Fonterra last week announced the divestment of its consumer and associated businesses (recently styled as Mainland Group) to French dairy giant Lactalis for a price now confirmed to be $4.22 billion. Fonterra's farmer shareholders - who stand to get a $2 per share tax-free windfall [via a capital return] - will vote on the proposal in either October or November and then the sale is expected to go through in the first half of next year.
Forsyth Barr senior analyst Matt Montgomerie and analyst Ben Crozier say the sale price "was ahead of our expectations" and they believe Fonterra's "robust balance sheet" and sustainable earnings of around 50c per share wil in futurel support dividends of about 40c per share, representing an "attractive" post-capital return gross yield of about 11%.
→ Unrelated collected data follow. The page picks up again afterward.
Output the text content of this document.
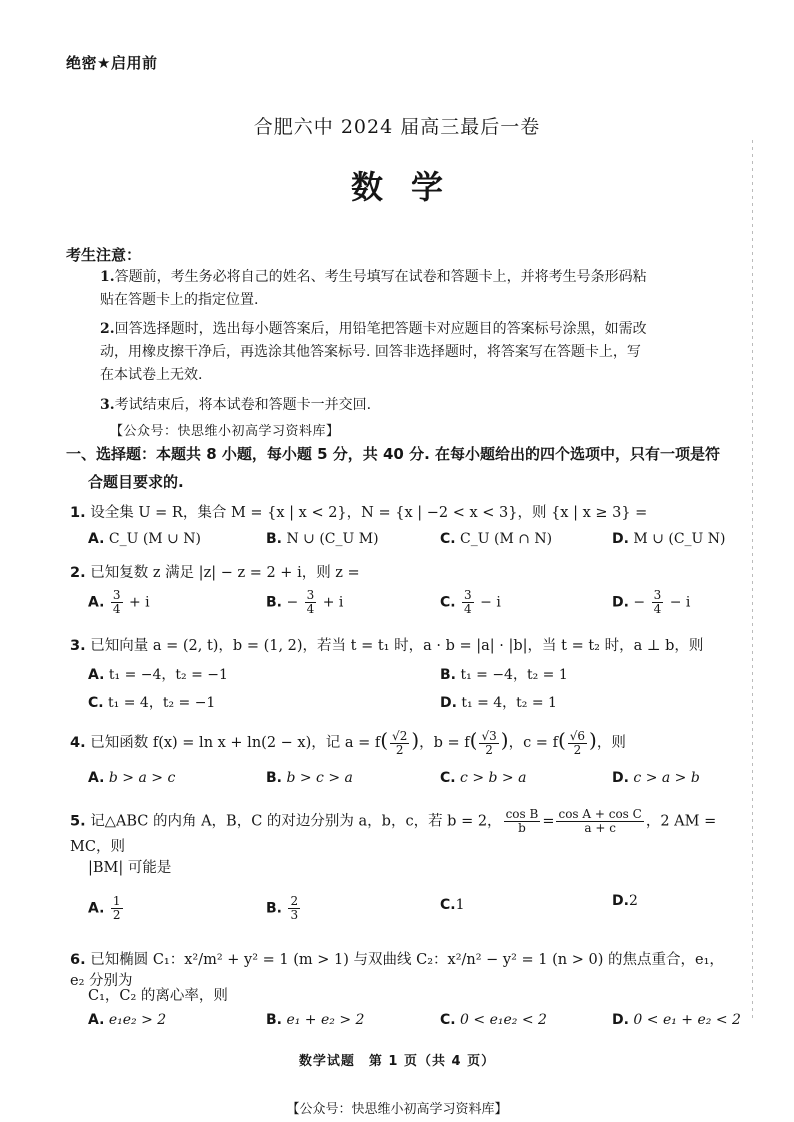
绝密★启用前
合肥六中 2024 届高三最后一卷
数学
考生注意：
1.答题前，考生务必将自己的姓名、考生号填写在试卷和答题卡上，并将考生号条形码粘
贴在答题卡上的指定位置.
2.回答选择题时，选出每小题答案后，用铅笔把答题卡对应题目的答案标号涂黑，如需改
动，用橡皮擦干净后，再选涂其他答案标号. 回答非选择题时，将答案写在答题卡上，写
在本试卷上无效.
3.考试结束后，将本试卷和答题卡一并交回.
【公众号：快思维小初高学习资料库】
一、选择题：本题共 8 小题，每小题 5 分，共 40 分. 在每小题给出的四个选项中，只有一项是符
合题目要求的.
1. 设全集 U = R，集合 M = {x | x < 2}，N = {x | −2 < x < 3}，则 {x | x ≥ 3} =
A. C_U (M ∪ N)	B. N ∪ (C_U M)	C. C_U (M ∩ N)	D. M ∪ (C_U N)
2. 已知复数 z 满足 |z| − z = 2 + i，则 z =
A. $\frac{3}{4} + i$	B. − $\frac{3}{4} + i$	C. $\frac{3}{4} - i$	D. − $\frac{3}{4} - i$
3. 已知向量 a = (2, t)，b = (1, 2)，若当 t = t₁ 时，a · b = |a| · |b|，当 t = t₂ 时，a ⊥ b，则
A. t₁ = −4，t₂ = −1	B. t₁ = −4，t₂ = 1
C. t₁ = 4，t₂ = −1	D. t₁ = 4，t₂ = 1
4. 已知函数 f(x) = ln x + ln(2 − x)，记 $a = f( \frac{√2}{2}$ )，$b = f( \frac{√3}{2}$ )，$c = f( \frac{√6}{2}$ )，则
A. b > a > c	B. b > c > a	C. c > b > a	D. c > a > b
5. 记△ABC 的内角 A，B，C 的对边分别为 a，b，c，若 b = 2， $\frac{\text{cos B}}{b} = \frac{\text{cos A + cos C}}{a + c}$ ，2 AM = MC，则
|BM| 可能是
A. $\frac{1}{2}$	B. $\frac{2}{3}$	C.1	D.2
6. 已知椭圆 C₁：x²/m² + y² = 1 (m > 1) 与双曲线 C₂：x²/n² − y² = 1 (n > 0) 的焦点重合，e₁，e₂ 分别为
C₁，C₂ 的离心率，则
A. e₁e₂ > 2	B. e₁ + e₂ > 2	C. 0 < e₁e₂ < 2	D. 0 < e₁ + e₂ < 2
数学试题　第 1 页（共 4 页）
【公众号：快思维小初高学习资料库】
They refer to the assets sold as "the poor-performing Mainland Group".
They say they view Fonterra as a "much higher-quality business" without the consumer and Fonterra Australia operations - "both perennial underperformers historically".
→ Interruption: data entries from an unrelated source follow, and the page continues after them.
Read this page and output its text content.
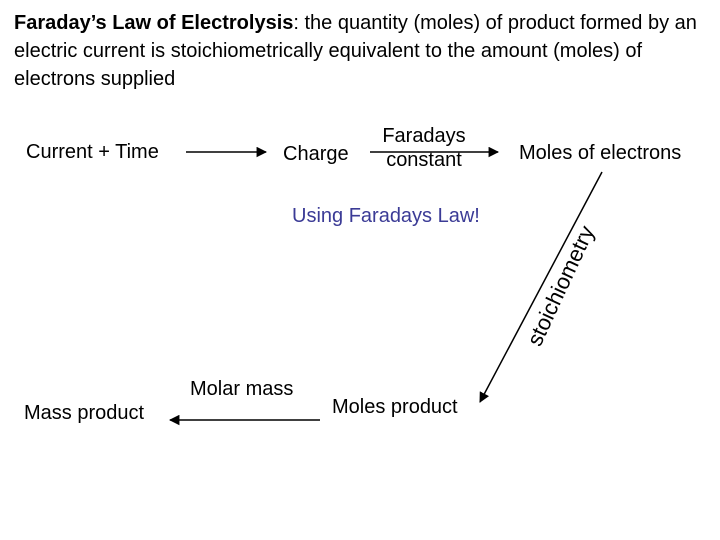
Faraday’s Law of Electrolysis: the quantity (moles) of product formed by an electric current is stoichiometrically equivalent to the amount (moles) of electrons supplied
Current + Time	Charge	Moles of electrons
Mass product	Moles product
Faradays
constant
Molar mass
stoichiometry
Using Faradays Law!
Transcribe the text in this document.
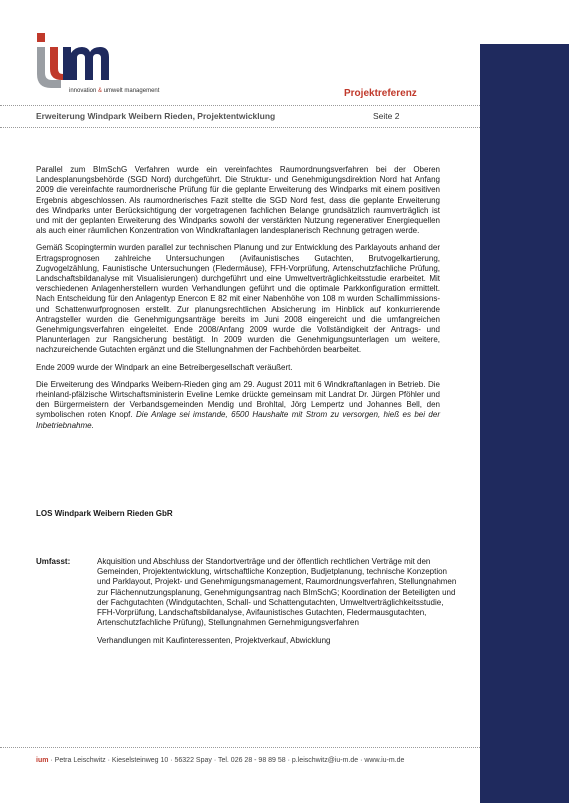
innovation & umwelt management	Projektreferenz
Erweiterung Windpark Weibern Rieden, Projektentwicklung	Seite 2

Parallel zum BImSchG Verfahren wurde ein vereinfachtes Raumordnungsverfahren bei der Oberen Landesplanungsbehörde (SGD Nord) durchgeführt. Die Struktur- und Genehmigungsdirektion Nord hat Anfang 2009 die vereinfachte raumordnerische Prüfung für die geplante Erweiterung des Windparks mit einem positiven Ergebnis abgeschlossen. Als raumordnerisches Fazit stellte die SGD Nord fest, dass die geplante Erweiterung des Windparks unter Berücksichtigung der vorgetragenen fachlichen Belange grundsätzlich raumverträglich ist und mit der geplanten Erweiterung des Windparks sowohl der verstärkten Nutzung regenerativer Energiequellen als auch einer räumlichen Konzentration von Windkraftanlagen landesplanerisch Rechnung getragen werde.

Gemäß Scopingtermin wurden parallel zur technischen Planung und zur Entwicklung des Parklayouts anhand der Ertragsprognosen zahlreiche Untersuchungen (Avifaunistisches Gutachten, Brutvogelkartierung, Zugvogelzählung, Faunistische Untersuchungen (Fledermäuse), FFH-Vorprüfung, Artenschutzfachliche Prüfung, Landschaftsbildanalyse mit Visualisierungen) durchgeführt und eine Umweltverträglichkeitsstudie erarbeitet. Mit verschiedenen Anlagenherstellern wurden Verhandlungen geführt und die optimale Parkkonfiguration ermittelt. Nach Entscheidung für den Anlagentyp Enercon E 82 mit einer Nabenhöhe von 108 m wurden Schallimmissions- und Schattenwurfprognosen erstellt. Zur planungsrechtlichen Absicherung im Hinblick auf konkurrierende Antragsteller wurden die Genehmigungsanträge bereits im Juni 2008 eingereicht und die umfangreichen Genehmigungsverfahren eingeleitet. Ende 2008/Anfang 2009 wurde die Vollständigkeit der Antrags- und Planunterlagen zur Rangsicherung bestätigt. In 2009 wurden die Genehmigungsunterlagen um weitere, nachzureichende Gutachten ergänzt und die Stellungnahmen der Fachbehörden bearbeitet.

Ende 2009 wurde der Windpark an eine Betreibergesellschaft veräußert.

Die Erweiterung des Windparks Weibern-Rieden ging am 29. August 2011 mit 6 Windkraftanlagen in Betrieb. Die rheinland-pfälzische Wirtschaftsministerin Eveline Lemke drückte gemeinsam mit Landrat Dr. Jürgen Pföhler und den Bürgermeistern der Verbandsgemeinden Mendig und Brohltal, Jörg Lempertz und Johannes Bell, den symbolischen roten Knopf. Die Anlage sei imstande, 6500 Haushalte mit Strom zu versorgen, hieß es bei der Inbetriebnahme.

LOS Windpark Weibern Rieden GbR
Umfasst:	Akquisition und Abschluss der Standortverträge und der öffentlich rechtlichen Verträge mit den Gemeinden, Projektentwicklung, wirtschaftliche Konzeption, Budjetplanung, technische Konzeption und Parklayout, Projekt- und Genehmigungsmanagement, Raumordnungsverfahren, Stellungnahmen zur Flächennutzungsplanung, Genehmigungsantrag nach BImSchG; Koordination der Beteiligten und der Fachgutachten (Windgutachten, Schall- und Schattengutachten, Umweltverträglichkeitsstudie, FFH-Vorprüfung, Landschaftsbildanalyse, Avifaunistisches Gutachten, Fledermausgutachten, Artenschutzfachliche Prüfung), Stellungnahmen Gernehmigungsverfahren

Verhandlungen mit Kaufinteressenten, Projektverkauf, Abwicklung

ium · Petra Leischwitz · Kieselsteinweg 10 · 56322 Spay · Tel. 026 28 - 98 89 58 · p.leischwitz@iu-m.de · www.iu-m.de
"We think [Fonterra ]is a much better business without Mainland Group. While the total possible consideration of ~NZ$4.2b is a large number, we estimate Mainland Group (once adjusting for future Lactalis earnings as a customer) is only 10%–15% of earnings.
"...Fonterra won’t actually change dramatically as a business.
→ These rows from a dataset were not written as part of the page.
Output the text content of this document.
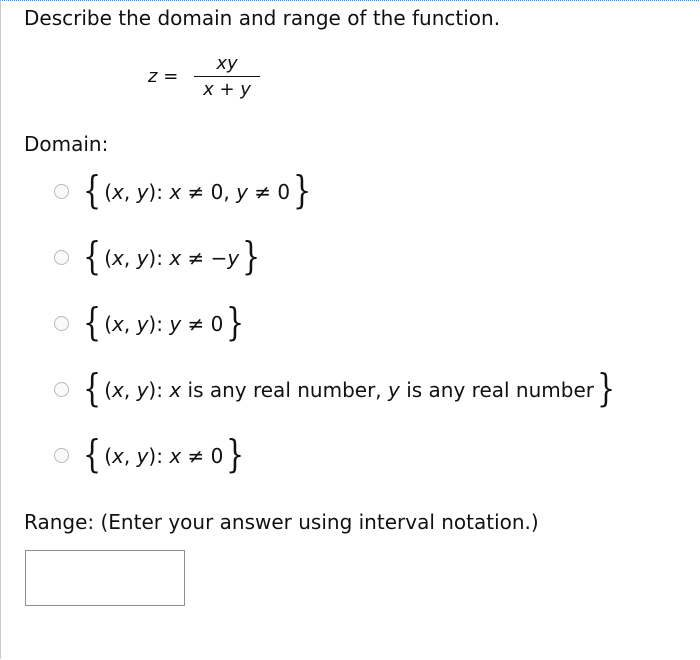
Describe the domain and range of the function.

z =
xy
x + y
Domain:
{ (x, y):
x ≠ 0, y ≠ 0 }
{ (x, y):
x ≠ −y }
{ (x, y):
y ≠ 0 }
{ (x, y):
x is any real number, y is any real number }
{ (x, y):
x ≠ 0 }
Range: (Enter your answer using interval notation.)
"What remains will be a refreshed focus on the better-performing core Ingredients and Foodservice businesses. Over the last three years, these have delivered an average ROIC of ~14% (ex Australia) versus Australia and Consumer of ~4%."
The analysts say the consumer business "has long been a problem area" for the co-operative.
Poor performance over time reflects this, "likely driven by subscale and fragmented operations, lack of strategic focus, lack of high-quality fast moving consumer goods management, and a limited product portfolio relative to large global brand owners".
Since the 2012 financial year the division has recorded impairments of nearly $700 million - including Tip Top and the Australian yoghurts and dairy desserts businesses (both of which have now been divested).
Excluding these, impairments still total about $370 millon, mainly in NZ and Asia brands.
"Earnings and returns have been volatile and consistently weak."
Over the past three years, Consumer’s return on capital was -0.4%, 3.2%, and 7.7%, compared with 8.4%, 16.2%, and 12.2% for Foodservice and Ingredients combined.
Fonterra's core strength "is milk processing—not branded consumer products".